Les autorités hongroises accusées d'espionnage devant le Parlement européen
C'est l'épineuse question du potentiel espionnage de fonctionnaires européens par les services de renseignement hongrois qui est étudiée le 21 janvier au Parlement européen. Une affaire qui illustre en creux le manque de protection dont disposent les représentants de l'Union européenne (UE).
STRASBOURG — C’est l’épineuse question du potentiel espionnage de fonctionnaires européens par les services de renseignement hongrois qui est étudiée le 21 janvier au Parlement européen. Une affaire qui illustre en creux le manque de protection dont disposent les représentants de l’Union européenne (UE).

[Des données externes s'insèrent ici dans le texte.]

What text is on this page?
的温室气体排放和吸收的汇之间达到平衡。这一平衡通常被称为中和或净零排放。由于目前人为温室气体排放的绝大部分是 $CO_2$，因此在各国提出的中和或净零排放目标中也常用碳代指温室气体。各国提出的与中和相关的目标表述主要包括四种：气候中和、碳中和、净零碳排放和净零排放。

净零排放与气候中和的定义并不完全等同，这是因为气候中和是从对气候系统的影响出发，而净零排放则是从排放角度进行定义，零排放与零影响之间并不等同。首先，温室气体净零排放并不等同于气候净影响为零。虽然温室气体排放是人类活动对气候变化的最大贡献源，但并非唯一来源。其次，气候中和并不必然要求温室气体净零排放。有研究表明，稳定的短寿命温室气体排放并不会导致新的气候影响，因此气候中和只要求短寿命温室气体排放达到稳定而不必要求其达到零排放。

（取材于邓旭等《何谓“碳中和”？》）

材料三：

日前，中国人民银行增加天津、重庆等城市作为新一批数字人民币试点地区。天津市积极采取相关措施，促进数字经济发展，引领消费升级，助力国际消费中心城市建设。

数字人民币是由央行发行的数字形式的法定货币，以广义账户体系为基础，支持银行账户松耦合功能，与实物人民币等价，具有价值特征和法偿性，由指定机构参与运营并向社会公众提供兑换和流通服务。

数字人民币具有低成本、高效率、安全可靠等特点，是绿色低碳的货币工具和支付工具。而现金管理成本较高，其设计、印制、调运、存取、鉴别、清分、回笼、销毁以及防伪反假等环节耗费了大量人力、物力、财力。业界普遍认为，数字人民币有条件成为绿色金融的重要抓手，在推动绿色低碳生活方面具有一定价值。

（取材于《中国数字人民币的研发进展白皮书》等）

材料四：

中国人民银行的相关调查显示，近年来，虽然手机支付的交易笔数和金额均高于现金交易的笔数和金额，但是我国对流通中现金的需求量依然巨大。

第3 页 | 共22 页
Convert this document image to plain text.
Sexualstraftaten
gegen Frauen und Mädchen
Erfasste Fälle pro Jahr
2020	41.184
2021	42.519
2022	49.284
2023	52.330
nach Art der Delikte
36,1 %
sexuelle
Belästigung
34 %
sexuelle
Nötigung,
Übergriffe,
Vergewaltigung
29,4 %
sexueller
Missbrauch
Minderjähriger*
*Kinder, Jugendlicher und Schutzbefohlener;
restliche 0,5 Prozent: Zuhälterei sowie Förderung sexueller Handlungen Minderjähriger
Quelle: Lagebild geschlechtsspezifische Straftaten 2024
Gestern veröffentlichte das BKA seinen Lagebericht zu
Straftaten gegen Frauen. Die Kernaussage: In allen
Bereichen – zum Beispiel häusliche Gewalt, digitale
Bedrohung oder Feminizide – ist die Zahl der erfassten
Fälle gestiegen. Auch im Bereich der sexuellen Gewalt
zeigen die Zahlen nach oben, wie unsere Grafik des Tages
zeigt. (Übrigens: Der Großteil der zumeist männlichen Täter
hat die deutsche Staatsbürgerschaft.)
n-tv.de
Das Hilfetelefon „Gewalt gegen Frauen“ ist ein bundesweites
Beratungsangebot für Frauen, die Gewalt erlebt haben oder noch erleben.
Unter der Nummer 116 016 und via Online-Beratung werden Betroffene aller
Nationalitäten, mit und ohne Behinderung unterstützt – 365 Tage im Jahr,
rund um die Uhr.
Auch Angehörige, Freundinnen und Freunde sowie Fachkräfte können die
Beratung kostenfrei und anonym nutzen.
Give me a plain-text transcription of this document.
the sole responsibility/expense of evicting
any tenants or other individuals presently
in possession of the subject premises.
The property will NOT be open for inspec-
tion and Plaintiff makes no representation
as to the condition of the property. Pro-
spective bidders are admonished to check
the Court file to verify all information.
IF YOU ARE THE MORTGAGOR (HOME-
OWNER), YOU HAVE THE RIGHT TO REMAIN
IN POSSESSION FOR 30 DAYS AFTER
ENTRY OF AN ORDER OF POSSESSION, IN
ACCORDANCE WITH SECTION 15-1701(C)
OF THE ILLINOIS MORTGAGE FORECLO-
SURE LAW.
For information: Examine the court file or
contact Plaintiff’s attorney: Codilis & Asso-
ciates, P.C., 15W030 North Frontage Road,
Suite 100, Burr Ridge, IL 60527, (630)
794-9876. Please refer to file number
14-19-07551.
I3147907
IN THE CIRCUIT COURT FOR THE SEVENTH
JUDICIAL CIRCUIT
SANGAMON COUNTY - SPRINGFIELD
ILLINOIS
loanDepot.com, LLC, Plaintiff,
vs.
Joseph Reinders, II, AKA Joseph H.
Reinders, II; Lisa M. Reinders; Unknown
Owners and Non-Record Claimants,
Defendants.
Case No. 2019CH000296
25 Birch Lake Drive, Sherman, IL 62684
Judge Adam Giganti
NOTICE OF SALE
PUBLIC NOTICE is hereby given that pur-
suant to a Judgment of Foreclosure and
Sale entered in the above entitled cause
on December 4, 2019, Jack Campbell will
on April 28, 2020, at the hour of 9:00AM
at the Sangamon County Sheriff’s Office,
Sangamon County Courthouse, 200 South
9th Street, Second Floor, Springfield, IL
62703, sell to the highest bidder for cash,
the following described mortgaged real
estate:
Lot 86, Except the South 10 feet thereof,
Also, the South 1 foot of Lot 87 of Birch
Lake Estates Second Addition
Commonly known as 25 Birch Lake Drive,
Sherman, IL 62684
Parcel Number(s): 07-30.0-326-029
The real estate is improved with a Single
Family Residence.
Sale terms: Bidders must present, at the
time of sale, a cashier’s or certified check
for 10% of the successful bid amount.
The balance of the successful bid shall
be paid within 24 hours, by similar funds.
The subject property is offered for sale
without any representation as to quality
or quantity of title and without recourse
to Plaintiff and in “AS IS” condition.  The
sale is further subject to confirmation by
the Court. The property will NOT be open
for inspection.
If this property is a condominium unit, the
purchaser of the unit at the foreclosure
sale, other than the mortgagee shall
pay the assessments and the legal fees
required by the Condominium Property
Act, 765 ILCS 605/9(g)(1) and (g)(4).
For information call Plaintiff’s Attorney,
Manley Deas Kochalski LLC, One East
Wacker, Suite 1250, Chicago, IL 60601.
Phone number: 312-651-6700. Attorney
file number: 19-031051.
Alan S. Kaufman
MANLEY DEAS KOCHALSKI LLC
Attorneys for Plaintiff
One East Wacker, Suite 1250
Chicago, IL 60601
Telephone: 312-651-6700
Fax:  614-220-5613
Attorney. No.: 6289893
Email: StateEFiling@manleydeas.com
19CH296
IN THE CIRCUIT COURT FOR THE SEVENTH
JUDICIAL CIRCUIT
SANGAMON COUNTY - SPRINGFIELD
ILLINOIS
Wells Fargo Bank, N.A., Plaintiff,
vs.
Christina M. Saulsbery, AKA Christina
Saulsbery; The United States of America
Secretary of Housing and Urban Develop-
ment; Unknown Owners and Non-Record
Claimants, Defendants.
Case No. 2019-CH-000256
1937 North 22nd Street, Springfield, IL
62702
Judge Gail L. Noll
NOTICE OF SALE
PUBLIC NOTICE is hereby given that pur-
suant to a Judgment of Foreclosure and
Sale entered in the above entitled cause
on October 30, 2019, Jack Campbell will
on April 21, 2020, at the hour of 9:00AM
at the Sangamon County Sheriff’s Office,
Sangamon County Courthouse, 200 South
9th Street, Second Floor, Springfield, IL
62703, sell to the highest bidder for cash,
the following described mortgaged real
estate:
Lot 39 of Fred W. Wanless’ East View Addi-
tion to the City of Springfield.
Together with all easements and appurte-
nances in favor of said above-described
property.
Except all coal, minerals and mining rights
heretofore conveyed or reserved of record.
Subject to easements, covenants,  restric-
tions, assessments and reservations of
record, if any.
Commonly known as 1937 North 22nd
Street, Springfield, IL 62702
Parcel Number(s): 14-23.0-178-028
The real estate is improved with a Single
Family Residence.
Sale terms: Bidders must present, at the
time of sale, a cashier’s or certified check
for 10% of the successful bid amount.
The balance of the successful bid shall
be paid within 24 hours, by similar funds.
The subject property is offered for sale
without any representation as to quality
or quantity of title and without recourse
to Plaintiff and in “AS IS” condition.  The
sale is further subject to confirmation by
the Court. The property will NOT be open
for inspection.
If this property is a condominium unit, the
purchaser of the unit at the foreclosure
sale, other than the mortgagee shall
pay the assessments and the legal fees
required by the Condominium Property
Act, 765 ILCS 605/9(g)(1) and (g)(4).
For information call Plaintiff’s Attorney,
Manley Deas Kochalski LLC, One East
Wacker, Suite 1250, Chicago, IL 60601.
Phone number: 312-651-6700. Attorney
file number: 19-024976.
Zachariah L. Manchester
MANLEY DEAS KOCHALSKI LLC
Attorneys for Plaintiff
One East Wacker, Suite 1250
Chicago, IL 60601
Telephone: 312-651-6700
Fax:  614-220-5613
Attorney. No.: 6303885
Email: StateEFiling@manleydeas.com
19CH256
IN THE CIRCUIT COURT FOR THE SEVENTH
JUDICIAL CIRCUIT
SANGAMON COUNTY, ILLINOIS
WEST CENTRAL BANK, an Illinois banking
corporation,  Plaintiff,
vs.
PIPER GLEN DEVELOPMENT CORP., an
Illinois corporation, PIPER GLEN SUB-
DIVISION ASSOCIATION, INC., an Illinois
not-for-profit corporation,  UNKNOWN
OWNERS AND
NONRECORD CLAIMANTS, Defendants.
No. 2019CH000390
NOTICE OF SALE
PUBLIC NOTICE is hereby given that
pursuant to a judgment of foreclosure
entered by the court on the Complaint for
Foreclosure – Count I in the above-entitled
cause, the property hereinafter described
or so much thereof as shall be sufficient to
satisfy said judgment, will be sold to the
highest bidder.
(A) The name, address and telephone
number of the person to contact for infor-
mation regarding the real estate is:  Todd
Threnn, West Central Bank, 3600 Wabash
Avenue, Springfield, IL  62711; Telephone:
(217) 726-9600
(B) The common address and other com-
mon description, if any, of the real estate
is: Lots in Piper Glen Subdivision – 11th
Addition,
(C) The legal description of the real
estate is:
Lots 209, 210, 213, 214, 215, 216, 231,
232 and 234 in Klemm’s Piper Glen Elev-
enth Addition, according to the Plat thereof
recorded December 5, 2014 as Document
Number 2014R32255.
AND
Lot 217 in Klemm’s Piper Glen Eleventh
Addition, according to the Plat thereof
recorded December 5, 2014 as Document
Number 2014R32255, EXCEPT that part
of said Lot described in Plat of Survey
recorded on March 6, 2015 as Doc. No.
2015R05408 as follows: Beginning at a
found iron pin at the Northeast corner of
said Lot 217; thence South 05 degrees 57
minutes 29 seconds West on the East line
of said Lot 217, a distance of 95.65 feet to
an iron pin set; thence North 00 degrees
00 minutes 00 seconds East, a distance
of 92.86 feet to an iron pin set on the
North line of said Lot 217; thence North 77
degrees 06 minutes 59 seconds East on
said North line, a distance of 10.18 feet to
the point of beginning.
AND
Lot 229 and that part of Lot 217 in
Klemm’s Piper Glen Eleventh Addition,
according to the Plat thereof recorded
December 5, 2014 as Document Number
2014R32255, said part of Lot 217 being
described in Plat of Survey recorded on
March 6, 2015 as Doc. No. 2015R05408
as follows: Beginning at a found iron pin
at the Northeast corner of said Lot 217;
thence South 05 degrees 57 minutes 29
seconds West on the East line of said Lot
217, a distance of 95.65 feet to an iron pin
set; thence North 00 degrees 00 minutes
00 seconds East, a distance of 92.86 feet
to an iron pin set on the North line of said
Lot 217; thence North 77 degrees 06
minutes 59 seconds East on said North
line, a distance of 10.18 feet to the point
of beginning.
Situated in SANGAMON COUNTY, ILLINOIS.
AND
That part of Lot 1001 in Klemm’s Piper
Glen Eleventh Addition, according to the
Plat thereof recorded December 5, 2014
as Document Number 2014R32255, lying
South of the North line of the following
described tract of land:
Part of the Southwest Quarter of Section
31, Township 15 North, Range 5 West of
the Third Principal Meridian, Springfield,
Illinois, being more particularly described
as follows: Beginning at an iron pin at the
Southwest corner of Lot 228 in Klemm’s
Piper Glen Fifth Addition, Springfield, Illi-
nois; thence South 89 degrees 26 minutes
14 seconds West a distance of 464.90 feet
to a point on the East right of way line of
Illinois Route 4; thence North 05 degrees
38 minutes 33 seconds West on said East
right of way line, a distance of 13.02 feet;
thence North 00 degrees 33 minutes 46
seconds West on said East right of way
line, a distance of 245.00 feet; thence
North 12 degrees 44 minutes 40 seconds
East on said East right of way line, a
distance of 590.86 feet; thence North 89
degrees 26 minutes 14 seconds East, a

Selon des enquêtes des journaux De Tijd et Direkt36, le gouvernement hongrois aurait commandité des opérations d’espionnage contre des fonctionnaires européens à Budapest. Des agents hongrois auraient fouillé les chambres d’hôtel de ces derniers et récupéré des données depuis leurs ordinateurs portables.
Entre 2015 et 2017, des membres de l’Office européen de lutte antifraude (OLAF) ont mené plusieurs investigations en Hongrie, aux côtés d’autres fonctionnaires européens. Ces derniers cherchaient à comprendre l’utilisation potentiellement abusive de fonds européens, lors d’un projet lié au gendre du Premier ministre Viktor Orbán.
Un vide législatif en matière de logiciels espions
« Les institutions de l’UE sont vulnérables, elles n’ont pas de service de renseignement ni de contre-espionnage », explique pour Euractiv l’eurodéputé allemand Daniel Freund (Verts).
L’actuelle législation ne protège pas non plus les fonctionnaires européens des logiciels espions. L’utilisation de ces derniers n’étant pas interdite, les États de l’Union peuvent les utiliser pour leur propre sécurité et pour lutter contre certains délits.
La proposition d’organiser un débat parlementaire sur la question a été portée par le groupe Renew, à la fin de la présidence hongroise du Conseil de l’UE.
Au sein de la Conférence des présidents — l’organe responsable des travaux du Parlement —, le groupe des Conservateurs et Réformistes européens (CRE) et celui des Patriotes pour l’Europe, au sein duquel siège le Fidesz de Viktor Orbán, se sont opposés à cette proposition. Presque tous les autres groupes l’ont soutenue.
« Les citoyens doivent réaliser que la Hongrie est un gouvernement hostile à l’intérieur de l’UE », continue Daniel Freund.
En mai dernier, pendant la campagne des élections européennes, ce dernier aurait été la cible d’une cyberattaque, après son retour d’un voyage en Ukraine. Celle-ci aurait été menée par l’entreprise israélienne de sécurité informatique Candiru, qui vend des informations à certains gouvernements. L’identité des commanditaires de l’opération n’a jamais été établie.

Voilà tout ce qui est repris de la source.